The protagonist is fictional
John Magaro's character in the film - an ABC producer navigating the ethical decisions of the broadcast - is a composite or fictional creation. The historical figures who actually made those decisions, Roone Arledge chief among them, are present in the film, but the narrative centers on a character who did not exist.
This is a standard dramatic choice that most fact-based films make. It allows the audience a protagonist through whom to experience events without requiring the film to be a strict biography of Arledge or McKay. It does mean, however, that the specific conversations and decisions depicted at the character level are reconstructed, not documented.

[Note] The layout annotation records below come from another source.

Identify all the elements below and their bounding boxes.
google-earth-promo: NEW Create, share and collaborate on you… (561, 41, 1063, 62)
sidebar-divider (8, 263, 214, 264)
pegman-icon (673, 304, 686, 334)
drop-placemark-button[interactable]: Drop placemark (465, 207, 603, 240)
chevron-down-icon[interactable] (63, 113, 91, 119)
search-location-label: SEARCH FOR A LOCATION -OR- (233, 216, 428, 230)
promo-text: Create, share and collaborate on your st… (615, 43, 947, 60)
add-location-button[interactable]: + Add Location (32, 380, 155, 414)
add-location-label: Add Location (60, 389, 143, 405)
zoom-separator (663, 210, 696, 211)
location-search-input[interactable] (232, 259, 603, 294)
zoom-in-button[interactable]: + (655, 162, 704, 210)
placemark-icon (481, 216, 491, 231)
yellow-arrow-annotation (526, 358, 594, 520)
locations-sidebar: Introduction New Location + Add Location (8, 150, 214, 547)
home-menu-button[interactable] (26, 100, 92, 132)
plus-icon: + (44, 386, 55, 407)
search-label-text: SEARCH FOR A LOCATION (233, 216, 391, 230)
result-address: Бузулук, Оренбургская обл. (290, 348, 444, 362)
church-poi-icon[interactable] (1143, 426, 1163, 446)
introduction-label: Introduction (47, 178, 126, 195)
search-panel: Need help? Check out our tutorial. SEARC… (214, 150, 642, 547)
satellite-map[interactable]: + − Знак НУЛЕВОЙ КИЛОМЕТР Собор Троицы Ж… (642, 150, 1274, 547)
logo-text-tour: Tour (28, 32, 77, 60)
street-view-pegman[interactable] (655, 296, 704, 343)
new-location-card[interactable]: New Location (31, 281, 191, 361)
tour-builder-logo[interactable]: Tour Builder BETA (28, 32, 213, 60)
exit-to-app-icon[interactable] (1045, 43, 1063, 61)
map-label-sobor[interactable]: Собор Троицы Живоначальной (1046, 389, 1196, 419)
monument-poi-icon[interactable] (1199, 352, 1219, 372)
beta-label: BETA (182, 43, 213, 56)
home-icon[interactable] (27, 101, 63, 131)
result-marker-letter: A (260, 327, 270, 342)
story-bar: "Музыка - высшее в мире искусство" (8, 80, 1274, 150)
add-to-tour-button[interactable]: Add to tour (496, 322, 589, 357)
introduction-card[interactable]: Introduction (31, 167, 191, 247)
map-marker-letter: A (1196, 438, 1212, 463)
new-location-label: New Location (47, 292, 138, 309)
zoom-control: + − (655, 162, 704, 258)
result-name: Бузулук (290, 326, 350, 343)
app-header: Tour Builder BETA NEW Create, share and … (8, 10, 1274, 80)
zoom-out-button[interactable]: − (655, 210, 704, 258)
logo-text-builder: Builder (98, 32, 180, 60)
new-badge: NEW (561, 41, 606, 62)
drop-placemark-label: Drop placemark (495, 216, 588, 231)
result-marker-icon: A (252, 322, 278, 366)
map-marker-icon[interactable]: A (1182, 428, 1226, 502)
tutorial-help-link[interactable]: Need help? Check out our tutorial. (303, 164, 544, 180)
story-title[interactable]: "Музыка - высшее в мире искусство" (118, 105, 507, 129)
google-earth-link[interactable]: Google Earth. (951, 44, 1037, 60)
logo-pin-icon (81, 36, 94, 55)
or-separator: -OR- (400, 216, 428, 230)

What followed Munich: Operation Wrath of God
The film ends with Munich. The history did not. In the weeks following the massacre, Israeli intelligence launched a long-running campaign to assassinate the Black September organizers responsible for planning the Munich attack. The operation, later called Operation Wrath of God, was conducted by Mossad over the following years and involved targeted killings across Europe and the Middle East. Steven Spielberg's 2005 film Munich tells that story in detail.
September 5 by design stops at the broadcast. The moral reckoning that followed is another film.
Historical Accuracy Score: 7.5/10
September 5 is a tight, disciplined film about a specific question - what does it mean to broadcast a catastrophe live - and on that question it is historically well-grounded. The ethical dilemma of live coverage, the false report, Jim McKay's role, and the real-time pressure on the ABC broadcast team are all faithfully drawn from the record.
What it gets most right: the live-broadcast ethical dilemma, the false report, and the emotional texture of watching a crisis through an improvised broadcast lens.
What it leaves out: the depth of the German operational failure, the Israeli political position, and the full context of how twenty-two hours of negotiation reached a conclusion that left everyone dead.
The film is not trying to be a complete account of Munich 1972. It is trying to be an account of the cameras that covered Munich 1972, and on those narrower terms it earns its focus.
Quick Answers
Common questions about this topic
What is the film September 5 about?
September 5 (2024) directed by Tim Fehlbaum follows the ABC Sports broadcast team as they pivot from Olympic coverage to breaking news when Palestinian terrorists from the group Black September take Israeli athletes hostage at the 1972 Munich Olympics. The film focuses on the ethical dilemmas of live broadcasting an unfolding hostage crisis.
How many Israelis were killed in the Munich massacre?
Eleven Israeli Olympic team members were killed: two in the initial attack on the dormitories at 31 Connollystrasse in the early morning hours of September 5, 1972, and nine more during the failed German rescue attempt at Fuerstenfeldbruck military airfield later that night. One West German police officer was also killed.
Did live television coverage really affect the rescue operation?
Yes. This is one of the most disturbing documented facts about Munich. The terrorists had access to a television in their room. German police snipers were spotted and identified through live news broadcasts before the rescue attempt at Fuerstenfeldbruck, and the terrorists are believed to have used TV coverage to monitor the German response. It directly complicated the operation.
What did Jim McKay say when the hostages were confirmed dead?
After ABC initially reported - incorrectly - that all hostages had been rescued alive, Jim McKay anchored through more than sixteen hours of coverage before confirming the truth in the early morning of September 6. He said: 'They're all gone.' It became one of the most famous lines in American broadcast journalism history.